Senator Kent Conrad (D-ND) made an astounding statement recently. Conrad, who is proposing a compromise proposal to establish member-owned "co-ops" instead of a government-sponsored public option, stated that it doesn't matter which option is right or wrong but, rather, which one has the votes. Since this debate process is in its early stages, it most certainly does matter which option is right and which is wrong. Does he not understand that His job and the job of his fellow congressional representatives is to determine through honest and thoughtful discussion which one is right for the interests of the American people, not which can merely get the votes?
Many doctors are now fed up with the tons of paperwork and the myriad of difficulties involved with dealing with the insurance companies. But, while the majority of doctors favor some form of universal health care for all Americans, they are not yet convinced that either a single payer or a public option is best. They just don't know at this point. But a growing number are leaning in that direction. The group Physicians for a National Health Program, a non-profit research and education organization of 16,000 physicians, medical students and health professionals, has issued "The Physicians' Proposal" which states, "We endorse a fundamental change in America's health care the creation of a comprehensive National Health Insurance Program. Such a program - which in essence would be an expanded and improved version of Medicare would cover every American for all necessary medical care."
Even though it reportedly has the most potential for cost savings and efficiency based on Medicare's very low administrative costs, the single payer system has, unfortunately, now been pronounced dead by Congress and Obama.
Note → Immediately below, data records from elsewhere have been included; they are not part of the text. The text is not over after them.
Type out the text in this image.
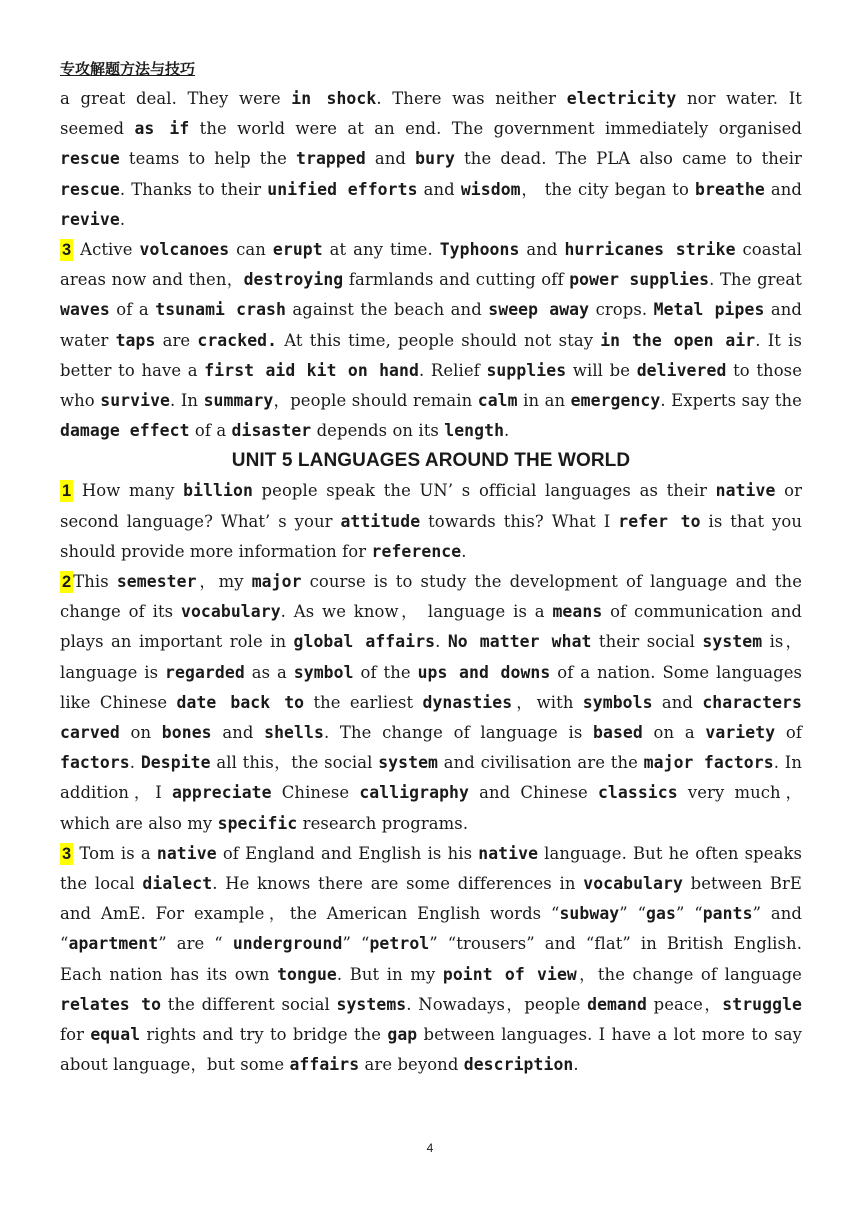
专攻解题方法与技巧

a great deal. They were in shock. There was neither electricity nor water. It seemed as if the world were at an end. The government immediately organised rescue teams to help the trapped and bury the dead. The PLA also came to their rescue. Thanks to their unified efforts and wisdom， the city began to breathe and revive.

3 Active volcanoes can erupt at any time. Typhoons and hurricanes strike coastal areas now and then，destroying farmlands and cutting off power supplies. The great waves of a tsunami crash against the beach and sweep away crops. Metal pipes and water taps are cracked. At this time, people should not stay in the open air. It is better to have a first aid kit on hand. Relief supplies will be delivered to those who survive. In summary，people should remain calm in an emergency. Experts say the damage effect of a disaster depends on its length.

UNIT 5 LANGUAGES AROUND THE WORLD

1 How many billion people speak the UN’ s official languages as their native or second language? What’ s your attitude towards this? What I refer to is that you should provide more information for reference.

2 This semester，my major course is to study the development of language and the change of its vocabulary. As we know， language is a means of communication and plays an important role in global affairs. No matter what their social system is，language is regarded as a symbol of the ups and downs of a nation. Some languages like Chinese date back to the earliest dynasties，with symbols and characters carved on bones and shells. The change of language is based on a variety of factors. Despite all this，the social system and civilisation are the major factors. In addition，I appreciate Chinese calligraphy and Chinese classics very much， which are also my specific research programs.

3 Tom is a native of England and English is his native language. But he often speaks the local dialect. He knows there are some differences in vocabulary between BrE and AmE. For example，the American English words “subway” “gas” “pants” and “apartment” are “ underground” “petrol” “trousers” and “flat” in British English. Each nation has its own tongue. But in my point of view，the change of language relates to the different social systems. Nowadays，people demand peace，struggle for equal rights and try to bridge the gap between languages. I have a lot more to say about language，but some affairs are beyond description.

4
They will not even discuss it. Mr. Obama, in town hall meetings, repeats the same tired old, "If we were starting from scratch" mantra. So, sad to say, our only hope for any kind of reform seemingly lies with the public option. But will even that be possible with this Congress?
President Obama is witnessing the extreme pressures that lobbyists and special interests groups are exerting on this Congress to try to derail any meaningful reform of our extremely faulted system of health care. Mr. Obama needs to counter that pressure with a solid message of his own to Congress; that he will not sign any legislation that does not include at least a public option.
The current U.S. Congress may well be the most ethically-challenged in the history of America. There are, certainly, some honest members, but they are a definite minority. Corporate lobbyists and special interest groups hold great power over Congress. The founders and architects that gave life to our democracy; Washington, Adams, Jefferson, Franklin and others, would be in a state of shock and disbelief if they were able to watch the actions of this Congress.
President Obama needs to give up his endless quest for bipartisanship on this issue. Republicans in Congress have one thing in mind and that is to oppose everything he tries to do with every tactic at their disposal. He must use the power of the White House bully pulpit to convince the American people of his total commitment to a public option. He needs to mobilize Americans to pressure those legislators who refuse to do the right thing for America - that is to enact effective health care legislation that includes a public option.
America is standing at yet one more critical crossroads. A Canadian government official recently stated, "We Canadians understand that we have a moral obligation to take care of all our fellow citizens and that is exactly what we will do." It is now time that we Americans, our president and our Congress accept that same moral obligation and responsibility by vowing to take care of all our fellow citizens.